I know some days it's hard—really hard—to pick your head up off your pillow and do it all over again. Your unrelenting days seems to mix and swirl together in a blur not even copious amounts of caffeine can fix. Mornings are arduous, you're exhausted and wonder if you even slept the night before.
Afternoons can seem like an eternity, especially if nap time resembles a battle. And trying to get through an evening—making dinner and cleaning up, while keeping your children happy to avoid a meltdown—is nearly impossible.
I know you have little ones following you everywhere, tugging on your sleeve, needing a snack, needing a drink, needing a story, needing you—just you—even during the moments their dad is standing right next to them.
I know showers and phone calls are rushed. You lock yourself in the bathroom, or hide in the closet to steal a moment, catch your breath, and give your self a pep- talk. You tell yourself you are capable, and you believe it, but it doesn't mean it won't take everything inside you to get through the day.
It doesn't mean you are weak, and it certainly doesn't mean anything is wrong with you. Every mother has been there, especially the ones who say they haven't, oh, they certainly have.

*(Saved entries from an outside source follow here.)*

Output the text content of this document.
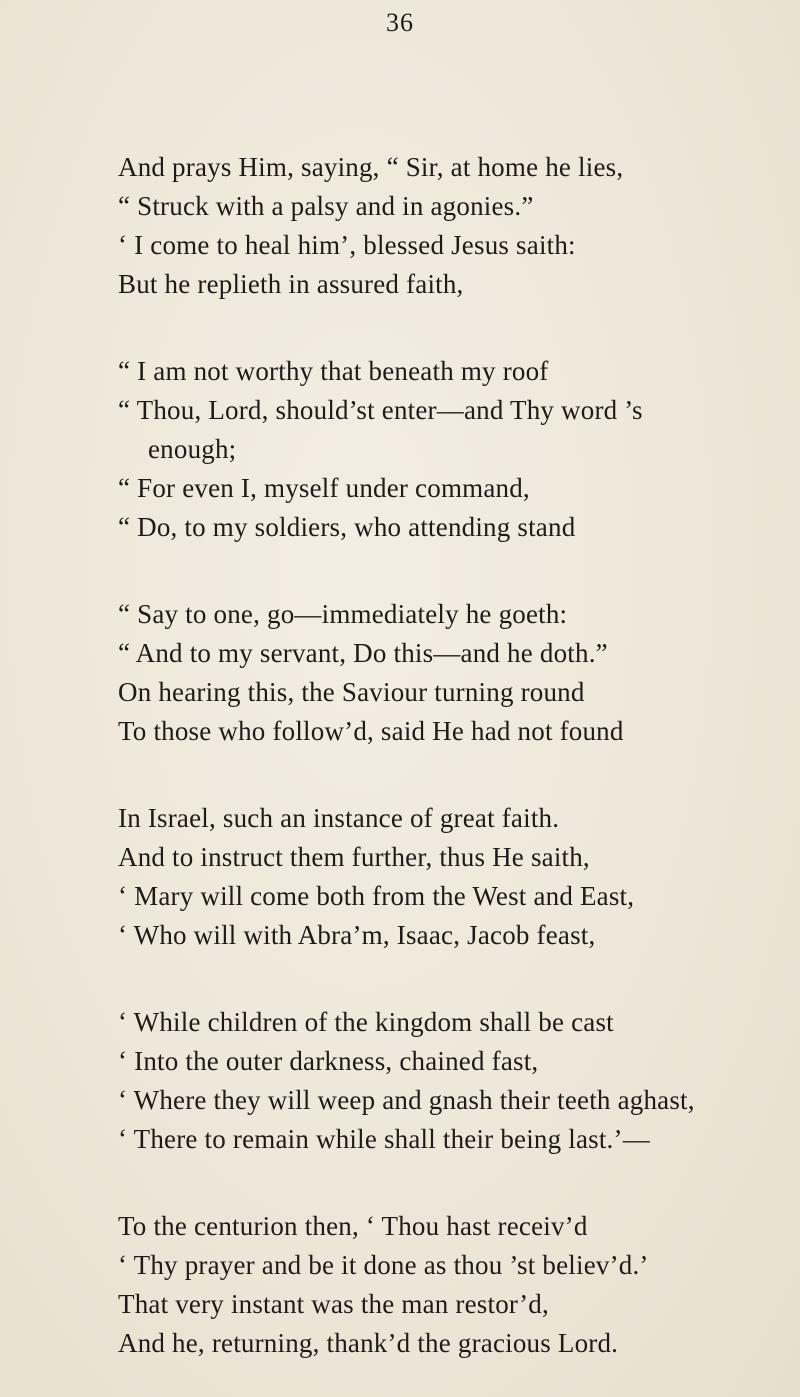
36
And prays Him, saying, “ Sir, at home he lies,
“ Struck with a palsy and in agonies.”
‘ I come to heal him’, blessed Jesus saith:
But he replieth in assured faith,
“ I am not worthy that beneath my roof
“ Thou, Lord, should’st enter—and Thy word ’s
enough;
“ For even I, myself under command,
“ Do, to my soldiers, who attending stand
“ Say to one, go—immediately he goeth:
“ And to my servant, Do this—and he doth.”
On hearing this, the Saviour turning round
To those who follow’d, said He had not found
In Israel, such an instance of great faith.
And to instruct them further, thus He saith,
‘ Mary will come both from the West and East,
‘ Who will with Abra’m, Isaac, Jacob feast,
‘ While children of the kingdom shall be cast
‘ Into the outer darkness, chained fast,
‘ Where they will weep and gnash their teeth aghast,
‘ There to remain while shall their being last.’—
To the centurion then, ‘ Thou hast receiv’d
‘ Thy prayer and be it done as thou ’st believ’d.’
That very instant was the man restor’d,
And he, returning, thank’d the gracious Lord.
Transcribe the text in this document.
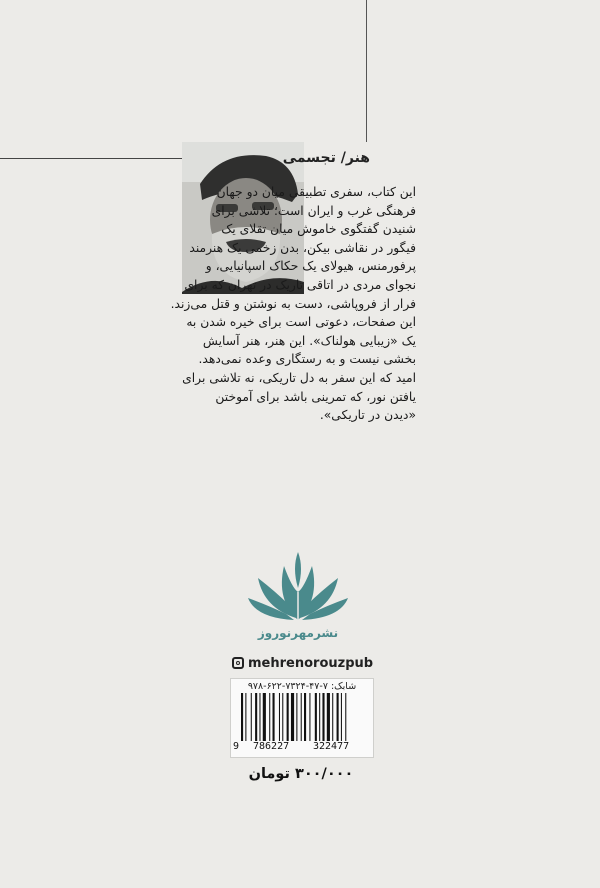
هنر/ تجسمی
این کتاب، سفری تطبیقی میان دو جهان
فرهنگی غرب و ایران است؛ تلاشی برای
شنیدن گفتگوی خاموش میان تقلای یک
فیگور در نقاشی بیکن، بدن زخمی یک هنرمند
پرفورمنس، هیولای یک حکاک اسپانیایی، و
نجوای مردی در اتاقی تاریک در تهران که برای
فرار از فروپاشی، دست به نوشتن و قتل می‌زند.
این صفحات، دعوتی است برای خیره شدن به
یک «زیبایی هولناک». این هنر، هنر آسایش
بخشی نیست و به رستگاری وعده نمی‌دهد.
امید که این سفر به دل تاریکی، نه تلاشی برای
یافتن نور، که تمرینی باشد برای آموختن
«دیدن در تاریکی».
نشرمهرنوروز
mehrenorouzpub
شابک: ۷-۴۷-۷۳۲۴-۶۲۲-۹۷۸
9 786227 322477
۳۰۰/۰۰۰ تومان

A trip to the store or post office is something you dread with your kids in tow. It takes three times as long, it is utterly exhausting.
You use all your strength just to try and keep it together for these sweet babies that you adore, which is why you are so hard on yourself. You want it all for them, and you give it, gladly. But you feel depleted so often, it has become your normal.
When you're in the middle of your time in the trenches, everyone's telling you to enjoy every second because it goes so fast, and soon you will long for it. You know they are right, you know it. But it doesn't make you suddenly enjoy the tantrums, or the nightly struggle to get their teeth brushed, or tucking them in 50 times. Maybe on some days—the best days—it's a reminder to be a bit gentler on them, and yourself.
You're in the thick of it, and I'm not going to tell you how fast time slips away, and one day you'll miss this struggle. I am going to tell you to hang on because soon it will get better.
We aren't supposed to enjoy getting woken up at 4 a.m. by our toddler when we were up with a sick child the night before, or we have another that wants to take over our bed. It's so hard not to lose it and keep our emotions pulled in tight. So, over time, we do snap once in a while, because it's normal. Then the guilt comes, it gnaws away at us and we tell ourselves we will do better, we will try harder. And we do—some days.
You're in the thick of it, and I'm not going to tell you how fast time slips away, and one day you'll miss this struggle. I am going to tell you to hang on because soon it will get better. Your kids won't need you to do everything for them. One day they'll occupy themselves for hours and you'll catch your breath without hiding in the closet or bathroom.
The time will come when they won't need you to fall asleep, and hectic bedtime will be a thing of the past.
You will feel like getting dressed each day, and running simple errands will be just that: simple.
And guess what happens then? You become a better version of yourself. It's almost like the woman you were before you had kids, and the strong, nurturing woman you are now, meet for the first time and are able to coexist.
And it is glorious.
You're tougher for being a mom, you know how to take care of shit, you can deal with anything that gets thrown your way. But you're softer, too. You've been changed by the love you have given your kids, and by the love they give you everyday. It's unconditional, and it gives you what you need.
So hang in there, mama. You will make it through this day, and the day after, and the day after that. And you may look back at this time and say "I wish they were young again," but you also find yourself reading, or talking to a friend, or sitting with them in a cafe without incident, looking up at and thinking, Look at my kids—look how well they turned out, I did that.